Randy Cohen writes a weekly column for the New York Times, The Ethicist. It’s usually a good read: Mr Cohen keeps an entertaining sense of humour as he gives his opinion on ethical points of everyday life. He occasionally arrives where ethics meet technology, as in a recent column that considered whether it’s OK to download an unofficial copy of something you’ve already bought a legitimate copy of.
Randy’s opinion? It’s illegal, unfortunately, but ethical:
An illegal download is — to use an ugly word — illegal. But in this case, it is not unethical. Author and publisher are entitled to be paid for their work, and by purchasing the hardcover, you did so. Your subsequent downloading is akin to buying a CD, then copying it to your iPod.
Buying a book or a piece of music should be regarded as a license to enjoy it on any platform. Sadly, the anachronistic conventions of bookselling and copyright law lag the technology. Thus you’ve violated the publishing company’s legal right to control the distribution of its intellectual property, but you’ve done no harm or so little as to meet my threshold of acceptability.
I fully agree with his evaluation. In fact, I usually take a strong stance against illegal copying. Arguments that content providers are money-hungry megaliths that deserve no accommodation hold no water. Observations that they are actually well served by “sampling”, because it ultimately leads to more sales (of other, related material) are useful, but not relevant. Reminders that there are artists who are happy to have people spreading their work around on the Internet are beside the point.
Because the point is that artists and content providers get to choose, and it’s right that they do. Wise ones will understand the benefits of liberal policies in this regard, and will embrace the technology. I’d be happy to see the rest go out of business. And, yet, it remains their choice, not ours. If they choose an antiquated business model, I’ll cheerfully wave goodbye and give my money to the more enlightened.
But then there’s the question brought up at least in the 1970s, if not earlier, when it became easy to make audio-cassette copies of recorded music. The arguments have been repeated many times since, with video-taping of movies shown on television, copying of rented videotapes, “ripping” and copying of CDs and then DVDs, time-shifting of television programs with DVRs, and so on.
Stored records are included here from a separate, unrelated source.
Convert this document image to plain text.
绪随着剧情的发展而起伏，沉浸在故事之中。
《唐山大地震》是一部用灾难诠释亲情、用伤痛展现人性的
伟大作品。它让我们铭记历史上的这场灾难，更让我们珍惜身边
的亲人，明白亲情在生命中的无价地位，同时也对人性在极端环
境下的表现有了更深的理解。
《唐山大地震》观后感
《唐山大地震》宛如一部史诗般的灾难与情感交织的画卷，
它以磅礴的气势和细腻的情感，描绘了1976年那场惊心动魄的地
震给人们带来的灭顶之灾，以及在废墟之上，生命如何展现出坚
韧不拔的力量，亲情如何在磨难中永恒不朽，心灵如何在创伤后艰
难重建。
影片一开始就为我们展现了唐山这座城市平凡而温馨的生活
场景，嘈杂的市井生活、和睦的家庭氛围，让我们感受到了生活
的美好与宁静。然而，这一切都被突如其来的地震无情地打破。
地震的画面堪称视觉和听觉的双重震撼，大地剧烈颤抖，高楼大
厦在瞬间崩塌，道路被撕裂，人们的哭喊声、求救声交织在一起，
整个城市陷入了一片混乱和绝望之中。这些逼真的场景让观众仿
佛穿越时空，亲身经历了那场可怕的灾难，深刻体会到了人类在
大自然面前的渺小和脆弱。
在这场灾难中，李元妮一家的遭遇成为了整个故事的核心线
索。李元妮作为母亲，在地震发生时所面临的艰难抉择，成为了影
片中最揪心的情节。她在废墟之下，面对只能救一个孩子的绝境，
In fact, an entire technology — remember Digital Audio Tape (DAT)? — was derailed in the consumer market because of copy-protection issues.
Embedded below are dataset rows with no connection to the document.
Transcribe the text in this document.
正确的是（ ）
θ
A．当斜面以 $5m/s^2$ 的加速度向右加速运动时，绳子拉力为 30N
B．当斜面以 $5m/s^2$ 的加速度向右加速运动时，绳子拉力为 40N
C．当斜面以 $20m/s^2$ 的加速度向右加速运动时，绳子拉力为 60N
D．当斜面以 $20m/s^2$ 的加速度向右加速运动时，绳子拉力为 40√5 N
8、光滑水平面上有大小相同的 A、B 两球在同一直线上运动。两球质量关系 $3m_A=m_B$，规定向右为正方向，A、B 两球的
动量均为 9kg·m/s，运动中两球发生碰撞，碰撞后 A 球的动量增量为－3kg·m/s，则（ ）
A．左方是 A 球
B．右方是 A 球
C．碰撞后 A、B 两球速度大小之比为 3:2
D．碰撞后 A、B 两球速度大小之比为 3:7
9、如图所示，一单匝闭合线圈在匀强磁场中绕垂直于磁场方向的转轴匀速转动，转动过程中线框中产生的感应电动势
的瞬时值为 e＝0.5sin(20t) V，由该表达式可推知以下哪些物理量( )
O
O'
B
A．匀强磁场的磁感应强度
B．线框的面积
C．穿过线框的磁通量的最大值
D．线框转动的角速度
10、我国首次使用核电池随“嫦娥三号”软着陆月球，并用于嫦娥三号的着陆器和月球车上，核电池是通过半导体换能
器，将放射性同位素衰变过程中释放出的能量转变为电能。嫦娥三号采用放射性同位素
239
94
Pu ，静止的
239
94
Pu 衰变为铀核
The question of copying digital books is merely the most recent battle in a 40-year war between consumers and copyright holders.
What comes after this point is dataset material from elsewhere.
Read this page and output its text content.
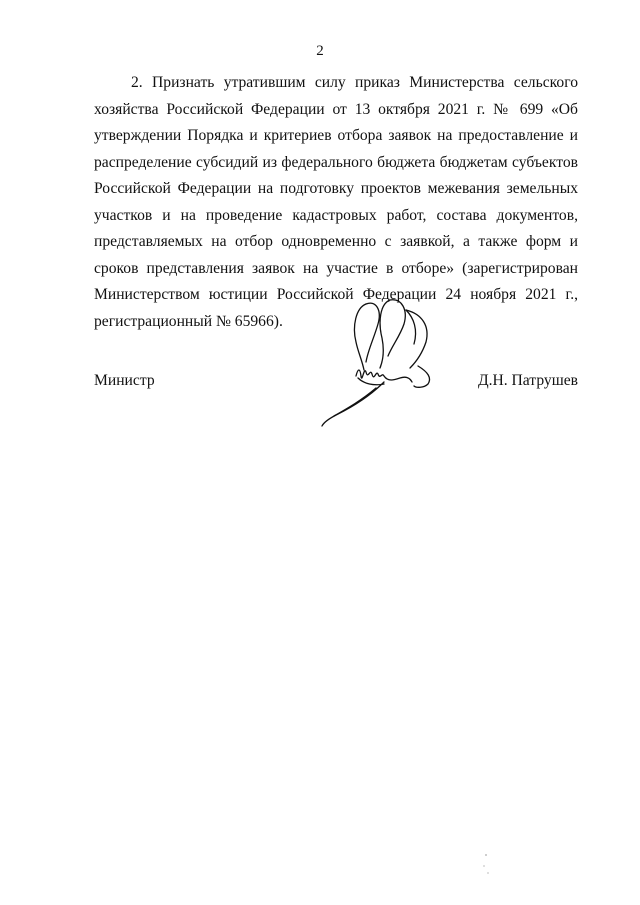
2

2. Признать утратившим силу приказ Министерства сельского хозяйства Российской Федерации от 13 октября 2021 г. № 699 «Об утверждении Порядка и критериев отбора заявок на предоставление и распределение субсидий из федерального бюджета бюджетам субъектов Российской Федерации на подготовку проектов межевания земельных участков и на проведение кадастровых работ, состава документов, представляемых на отбор одновременно с заявкой, а также форм и сроков представления заявок на участие в отборе» (зарегистрирован Министерством юстиции Российской Федерации 24 ноября 2021 г., регистрационный № 65966).

Министр	Д.Н. Патрушев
The law is insufficiently clear, and has gone forward and back on the matter, but decisions generally fall in favour of the copyright holders: You generally can’t legally copy a copyrighted work, even for personal use, without permission.
But morally, ethically, when you buy — not rent, not borrow, not use over a common carrier, not view in a public screening, but buy — a copyrighted work, you expect certain rights to what you’ve bought, including at least:
- the right to read/hear/view (henceforth, “use”) it whenever and wherever you like;
- the right to lend it to a friend, who can use it and give it back when she’s done;
- the right to give it away — or even sell it — when you no longer want it, transferring all rights of use to the new owner;
- the right to keep using it indefinitely, essentially forever.
We can certainly do all of those with paper books. If you can’t sleep, you turn on the light, pick up your book, and read for a while. When you travel, you bring your book with you on the plane or to the beach. You can clearly lend the book out, give it away, trade it, or sell it. And it will always work: you can read it over and over, as long as you want, until the pages fall out.
But different media technologies allow increasing restrictions. Music files that you buy on the Internet may only be playable on the computer you bought them on, and might not be transferrable to another. You might be able to play things on an iPod, but not another brand of music player. You can’t always lend or give things to your friends, and there might be time limits on your own use.
These restrictions have no ethical validity. They’re mostly trying to protect the copyright holders from things they have reasonable rights to want to prevent — copying the material in a way that allows multiple people to use a single purchase simultaneously. But those protection mechanisms cause collateral problems with ethically legitimate uses — even if not strictly legally legitimate, because, as Randy says, the laws lag the technology.
What makes is worse, though, is when it is not accidental: when copyright holders intentionally take advantage of that lag to assert rights that they should not have, to limit use in unethical ways, simply because they can, and because they see an opportunity there.
An opportunity to sell multiple copies of a book to the same consumer, by releasing the digital version later than the paper one. An opportunity to use DVD region coding to prevent discs purchased in Europe from being used in North America. An opportunity to make fans replace their music libraries over time because of how the digital-rights-management software works.
An opportunity to mistreat their customers.
The best we can do when we see that happening is take our business elsewhere. As I said above, wave goodbye and give our money to the more enlightened.